I'm working towards the second branching model you mention except that we
are project focused, not version focused:
. 1.0.0 1.0.1 1.1.0 2.0.0 2.1.0
. / / / / / .
. /-1.0--------- /-1.1---- /-2.0---- /-2.1 .
./ / / / .
.--main--------------------------------------------------------
For us, the n.0 branches are project branches. These have a project manager
and drive to one or more releases, some of which may be concurrent, so
1.0.0could be developed at the same time as
1.1.0 and 1.0 could be developed at the same time as 1.1 for some period of
time. I think the real key here lines in how merging is done. I'm proposing
the following for my organization:
* No one works on main
* Forward work takes place on the tip of project branches
* Drive to completion work takes place on release branches
* Work is delivered to older code and is merged to newer code
* New code is not merged to older code (unless a special case arises)
With these automated merges
* 1.0.0 to 1.0.1 (if program appropriate)
* 1.0.1 to 1.0 (assuming there will be a 1.0.2 release)
* 1.0 to 1.1 (probably stopped before 1.1.0 is created)
...etc
* 2.1 merges without conflict to main
Our branching diagram will look more like this (R11 = your 1.0.0), the
numbers don't really matter that much here:
. R11 R12 R21 R22 .
. / / / / .
. /-P1 ------X /-P2 -------- .
./ \\\\\\\\ / \\\\\\\\\\\\\ .
.--main------------------------ .
X means project stops development
\ is a merge back to base branch
For us it will work like this:
* Project P1 starts on their own project branch (your 1.0)

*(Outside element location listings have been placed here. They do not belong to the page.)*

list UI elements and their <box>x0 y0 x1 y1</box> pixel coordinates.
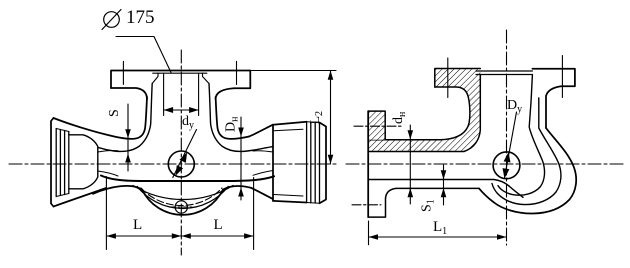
dimension S <box>127 104 129 171</box>
raised face gasket line <box>153 72 207 74</box>
bell cup outline <box>69 135 98 189</box>
bell bottom outer edge <box>54 188 107 207</box>
bell cup left edge <box>272 125 274 201</box>
bell cup inner top line <box>274 129 303 131</box>
arrowhead in circle upper <box>504 152 511 162</box>
wire: vertical centerline right view branch <box>506 30 508 245</box>
dimension L1 <box>368 221 370 245</box>
bell cone bottom edge <box>251 188 273 199</box>
flange plate elevation right half <box>532 69 575 128</box>
left flange bolt dash upper <box>354 125 401 127</box>
flange top left view <box>111 71 250 89</box>
branch neck outer right + pipe top edge to right bell <box>216 97 249 139</box>
svg-text:L: L <box>214 217 223 233</box>
bolt hole tick left flange <box>122 61 124 84</box>
pipe bottom outer line B2 with bottom boss bulge <box>93 186 251 215</box>
boss hidden dashed arc <box>141 188 222 206</box>
raised face band right view <box>476 70 532 72</box>
dimension S1 right view <box>443 165 445 205</box>
bell throat bore lines <box>98 150 118 152</box>
center circle on axes left view <box>168 151 194 177</box>
bolt tick right view left <box>447 58 449 98</box>
wire: horizontal centerline left view <box>9 163 336 165</box>
svg-text:dн: dн <box>391 111 408 124</box>
bolt hole tick right flange <box>236 61 238 84</box>
branch neck inner right curve <box>209 84 273 152</box>
dimension d_H right view <box>409 125 411 204</box>
svg-text:L1: L1 <box>433 219 447 237</box>
label diameter Ø175 <box>102 10 121 30</box>
branch neck outer left + pipe top edge + left bell top <box>54 97 148 139</box>
pipe bottom inner line B1 <box>101 176 274 182</box>
svg-text:dy: dy <box>182 114 194 131</box>
dimension d_y <box>163 73 165 115</box>
center circle on axes right view <box>493 152 520 179</box>
drain hole circle with cross <box>175 201 187 213</box>
hook 2 hub sweep <box>492 98 561 205</box>
bell cone top edge <box>249 125 273 137</box>
svg-text:175: 175 <box>126 7 155 28</box>
arrowhead in circle lower <box>176 165 184 176</box>
hook 3 bore line <box>498 75 545 195</box>
wire: horizontal centerline right view <box>346 163 623 165</box>
bell cup inner bottom line <box>274 195 303 197</box>
bell cup bottom edge <box>273 201 307 203</box>
branch neck inner left curve <box>98 84 152 152</box>
bell cup top edge <box>273 122 307 125</box>
wire: leader line from Ø175 <box>116 37 171 73</box>
bell mouth right edge <box>320 123 327 204</box>
bell left edge <box>51 118 54 207</box>
bolt tick right view right <box>561 56 563 98</box>
boss inner arc 2 <box>137 187 228 209</box>
svg-text:S1: S1 <box>420 199 437 212</box>
hatched left flange lip <box>368 111 385 140</box>
svg-text:S: S <box>107 109 122 117</box>
outer sweep hook right view <box>479 128 576 214</box>
dimension L (left half) <box>105 177 107 250</box>
leader D_y <box>505 112 517 178</box>
dimension D_H left view <box>240 117 242 200</box>
arrowhead in circle lower <box>503 168 510 178</box>
svg-text:Dн: Dн <box>224 116 241 132</box>
svg-text:L: L <box>133 217 142 233</box>
svg-text:Dy: Dy <box>507 98 522 115</box>
bell ring lines <box>306 122 308 203</box>
boss inner arc 1 <box>133 186 233 200</box>
bell ring lines <box>55 129 57 197</box>
dimension L2 <box>250 70 336 72</box>
svg-text:L2: L2 <box>308 111 325 125</box>
wire: vertical centerline left view branch <box>180 50 182 255</box>
left flange bolt dash lower <box>352 204 381 206</box>
arrowhead in circle upper <box>180 152 188 163</box>
left flange face line <box>367 111 369 217</box>
pipe bottom outer line + boot <box>368 188 479 217</box>
pipe bottom inner line right view <box>368 180 523 198</box>
hatched flange plate section <box>368 69 480 152</box>
leader d_y through circle <box>173 130 197 178</box>
bell throat bore lines <box>253 151 273 152</box>
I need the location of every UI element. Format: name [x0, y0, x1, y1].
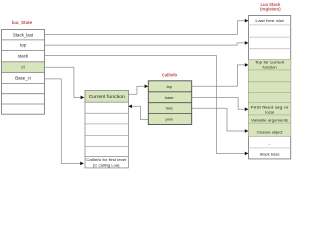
svg-text:...: ...: [268, 141, 271, 146]
svg-text:(C calling Lua): (C calling Lua): [93, 164, 120, 168]
svg-text:Callinfo: Callinfo: [162, 73, 178, 78]
svg-text:Closure object: Closure object: [257, 129, 284, 134]
svg-text:Stack_last: Stack_last: [13, 32, 34, 37]
CallInfo array table (middle): [85, 90, 128, 167]
wire CallInfo base to First fixed arg: [192, 98, 249, 111]
svg-text:lua_State: lua_State: [12, 20, 33, 25]
svg-text:Callinfo for first level: Callinfo for first level: [86, 158, 126, 162]
wire Stack_last to Last free slot: [45, 19, 249, 35]
lua_State table: [2, 30, 45, 115]
wire CallInfo top to Top for current function: [192, 63, 249, 86]
svg-text:ci: ci: [21, 65, 24, 70]
svg-text:base: base: [165, 95, 173, 100]
wire CallInfo prev to previous record: [128, 105, 148, 120]
wire Current function to CallInfo top: [128, 85, 148, 95]
Lua Stack table: [249, 16, 291, 159]
svg-text:Current function: Current function: [89, 94, 126, 99]
wire top to stack row3: [45, 41, 249, 45]
svg-text:local: local: [265, 109, 273, 114]
svg-text:Variable arguments: Variable arguments: [251, 117, 288, 122]
wire stack to Stack base: [45, 56, 249, 156]
svg-text:Last free slot: Last free slot: [255, 18, 284, 23]
svg-text:top: top: [167, 84, 172, 89]
svg-text:prev: prev: [166, 117, 174, 122]
title Callinfo: [162, 73, 178, 78]
svg-text:Base_ci: Base_ci: [15, 75, 31, 80]
wire Base_ci to Callinfo first level: [45, 79, 84, 165]
title lua_State: [12, 20, 33, 25]
svg-text:func: func: [166, 106, 173, 111]
CallInfo struct table: [148, 81, 191, 125]
svg-text:function: function: [263, 64, 277, 69]
wire ci to Current function: [45, 67, 85, 99]
svg-text:Stack base: Stack base: [260, 152, 281, 157]
svg-text:top: top: [20, 43, 27, 48]
svg-text:stack: stack: [18, 53, 29, 58]
wire CallInfo func to Closure object: [192, 108, 249, 133]
title Lua Stack (registers): [260, 2, 281, 12]
svg-text:(registers): (registers): [260, 7, 281, 12]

* They work and auto merge to main
* When R11 starts, R11 merges to P1
* When R12 starts, R11 may merge to R12 if R12 wants those changes
* R12 merges to P1 if there will be a R13 or to P2 if it is the last release
* Work on P1 stops when there are no more releases to make
* P2 can start at any time (due to the auto merges to main)
* When P2 starts, P1 to main merges are redirected: P1 to P2 and P2 then
merges to main
There are some ethics questions here such as:
* Should R12 merge to P1 even though no future releases are planned? Doing
this would allow management to start a R13 in the future without setup
costs. It also means that only P1 would merge to P2. Release branches never
merge across project boundaries.
* It might help to have a perforce trigger to turn off checkin for branches
where development has stopped. This helps stop some accidents from
happening.
I spent about 2 months writing an object oriented auto merge script for
Perforce. I'm not sure what I would do if I had to depend on developers
doing all the merges. I'd have to give that some thought. I also plan to do
continuous integration builds on all branches where there is active
development. These builds will include the automated merges when required
and will generate a build failure when merge conflicts occur.